12 May, 2009

Want to fight pirates? Go to London!

Educational humor from the Hong Kong Standard:

"Q: Daddy, what's a pirate?
A: Pirates are strong people who attack weaker people and steal their things.
Q: You mean like the way big international trawlers have been stealing fish from Somali waters, putting local fisherman out of business?
A: Exactly.
Q: Like the European companies that commandeered the Somalia coastal shelf and dumped toxic nuclear waste there?
A: Yes, all these people can be defined as pirates.
Q: So, the people on the international ships entering Somali waters are actually the bad guys?
A: Exactly. Somalis have been complaining for years about the way the international community has cheated and poisoned them, but no one paid attention except charities and church groups.
/.../
Q: Why do the TV news channels describe the Somalis as pirates, when they're the victims?
A: Somalis are small brown people who don't wear the right labels."

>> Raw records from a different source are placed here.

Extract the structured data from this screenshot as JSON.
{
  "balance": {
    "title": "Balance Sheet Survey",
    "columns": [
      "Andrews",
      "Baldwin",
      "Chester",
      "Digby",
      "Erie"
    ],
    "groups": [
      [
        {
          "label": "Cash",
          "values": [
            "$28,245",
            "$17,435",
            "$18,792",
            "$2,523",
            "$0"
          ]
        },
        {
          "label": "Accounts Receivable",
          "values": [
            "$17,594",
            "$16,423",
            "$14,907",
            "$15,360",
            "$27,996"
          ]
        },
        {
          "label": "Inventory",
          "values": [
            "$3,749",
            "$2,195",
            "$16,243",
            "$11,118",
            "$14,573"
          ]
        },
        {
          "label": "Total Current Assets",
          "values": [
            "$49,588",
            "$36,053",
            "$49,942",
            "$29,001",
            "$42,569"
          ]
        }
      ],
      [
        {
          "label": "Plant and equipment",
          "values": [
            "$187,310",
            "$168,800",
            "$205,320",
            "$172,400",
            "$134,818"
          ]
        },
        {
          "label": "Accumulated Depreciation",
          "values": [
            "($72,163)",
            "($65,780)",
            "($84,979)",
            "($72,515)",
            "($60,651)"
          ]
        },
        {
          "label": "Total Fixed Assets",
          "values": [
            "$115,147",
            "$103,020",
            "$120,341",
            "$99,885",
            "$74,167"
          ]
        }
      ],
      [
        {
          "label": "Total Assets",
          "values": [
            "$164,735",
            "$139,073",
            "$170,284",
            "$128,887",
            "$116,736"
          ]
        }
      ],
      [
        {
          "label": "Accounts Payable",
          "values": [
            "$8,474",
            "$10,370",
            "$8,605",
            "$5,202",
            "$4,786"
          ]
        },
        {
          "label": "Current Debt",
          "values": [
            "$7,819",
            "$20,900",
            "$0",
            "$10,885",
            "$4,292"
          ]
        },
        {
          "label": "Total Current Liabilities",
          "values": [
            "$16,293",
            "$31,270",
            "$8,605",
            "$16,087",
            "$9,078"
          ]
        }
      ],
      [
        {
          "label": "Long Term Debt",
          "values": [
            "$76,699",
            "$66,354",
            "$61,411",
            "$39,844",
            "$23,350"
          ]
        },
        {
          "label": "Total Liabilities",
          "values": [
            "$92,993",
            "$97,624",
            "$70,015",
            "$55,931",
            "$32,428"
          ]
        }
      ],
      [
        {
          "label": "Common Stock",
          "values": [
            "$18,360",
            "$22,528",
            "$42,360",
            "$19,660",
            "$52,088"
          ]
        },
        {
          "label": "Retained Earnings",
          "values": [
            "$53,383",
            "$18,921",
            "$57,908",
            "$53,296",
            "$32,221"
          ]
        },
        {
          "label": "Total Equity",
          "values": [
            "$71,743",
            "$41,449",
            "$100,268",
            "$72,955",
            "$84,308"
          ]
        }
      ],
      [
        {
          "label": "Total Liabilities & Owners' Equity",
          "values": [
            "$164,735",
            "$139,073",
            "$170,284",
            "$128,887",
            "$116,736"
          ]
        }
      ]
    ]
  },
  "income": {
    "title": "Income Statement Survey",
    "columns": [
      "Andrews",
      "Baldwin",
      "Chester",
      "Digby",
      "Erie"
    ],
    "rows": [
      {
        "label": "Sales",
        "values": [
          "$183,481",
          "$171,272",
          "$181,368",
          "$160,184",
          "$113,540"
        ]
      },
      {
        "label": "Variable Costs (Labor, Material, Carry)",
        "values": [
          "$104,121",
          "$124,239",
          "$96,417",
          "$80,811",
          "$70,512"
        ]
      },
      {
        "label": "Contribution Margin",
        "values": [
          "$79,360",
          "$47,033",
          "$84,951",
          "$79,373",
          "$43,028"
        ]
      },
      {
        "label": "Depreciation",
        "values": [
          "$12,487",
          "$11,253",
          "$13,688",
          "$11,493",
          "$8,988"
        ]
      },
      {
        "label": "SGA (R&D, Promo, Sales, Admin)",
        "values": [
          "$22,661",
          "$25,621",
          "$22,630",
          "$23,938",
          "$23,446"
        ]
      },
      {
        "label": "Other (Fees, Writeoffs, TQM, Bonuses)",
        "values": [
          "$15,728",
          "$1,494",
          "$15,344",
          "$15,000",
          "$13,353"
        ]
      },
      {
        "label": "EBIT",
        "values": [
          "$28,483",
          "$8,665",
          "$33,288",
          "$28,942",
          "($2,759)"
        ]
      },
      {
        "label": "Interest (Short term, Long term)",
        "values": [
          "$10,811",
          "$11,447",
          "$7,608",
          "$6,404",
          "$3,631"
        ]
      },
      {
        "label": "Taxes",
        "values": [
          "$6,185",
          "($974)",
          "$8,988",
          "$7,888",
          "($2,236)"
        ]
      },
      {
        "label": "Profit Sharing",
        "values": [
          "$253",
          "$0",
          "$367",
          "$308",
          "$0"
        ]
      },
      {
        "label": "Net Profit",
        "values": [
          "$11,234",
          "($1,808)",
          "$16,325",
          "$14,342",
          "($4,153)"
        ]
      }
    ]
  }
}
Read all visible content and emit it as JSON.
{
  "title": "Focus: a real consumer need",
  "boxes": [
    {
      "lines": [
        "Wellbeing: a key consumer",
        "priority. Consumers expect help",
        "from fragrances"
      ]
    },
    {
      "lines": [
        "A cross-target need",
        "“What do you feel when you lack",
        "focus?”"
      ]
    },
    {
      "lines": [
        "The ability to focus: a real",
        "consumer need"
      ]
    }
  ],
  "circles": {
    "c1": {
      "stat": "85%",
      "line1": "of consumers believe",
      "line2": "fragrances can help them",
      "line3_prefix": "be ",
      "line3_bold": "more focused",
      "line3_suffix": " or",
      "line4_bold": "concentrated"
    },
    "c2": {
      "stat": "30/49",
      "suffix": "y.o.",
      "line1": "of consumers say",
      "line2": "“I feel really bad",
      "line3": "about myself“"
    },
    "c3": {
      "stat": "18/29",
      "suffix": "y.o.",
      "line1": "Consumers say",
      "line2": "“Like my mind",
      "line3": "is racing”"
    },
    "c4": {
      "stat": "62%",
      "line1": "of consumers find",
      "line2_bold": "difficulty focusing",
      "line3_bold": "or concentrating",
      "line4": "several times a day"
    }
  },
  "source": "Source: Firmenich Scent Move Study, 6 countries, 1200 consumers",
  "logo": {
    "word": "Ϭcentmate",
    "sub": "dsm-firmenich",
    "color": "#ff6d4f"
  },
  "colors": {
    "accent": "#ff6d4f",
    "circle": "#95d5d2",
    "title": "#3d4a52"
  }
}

Of course, reality is slightly more nuanced. For example, some of the illegal fishing in Somalia is apparently done by poor Egyptian fishermen, not rich and powerful international companies, and far from all foreign ships hi-jacked outside Somalia was involved in plundering the country's resources. But I think particularly the last lines of the dialouge above captures one of the main issues involved here: The double standards of the Western Great Powers that seem to reach new heights every day.

I recently wrote an article in Swedish about the background to the pirate phenomenon outside Somalia: How the uncontrolled and illegal plundering of valuable fish species in Somalian waters by Asian and European fishing fleets forced local communities to form a form of self-organized "coast guard" to scare the pirate fishers away or collect "taxes" from them. With time some of these turned to piracy, and today it seems most of the attacks that draw international attention are carried out by well-organized and well-armed gangs, often controlled and financed from cities in the West - including London as The Guardian reported yesterday. If sending NATO warships to battling pirates was questionable to start with, it looks even more like an excuse to gain a military foothold in the Indian Ocean if the real base of many of those piracy operations - just like the illegal fishing industry - is London and other western cities.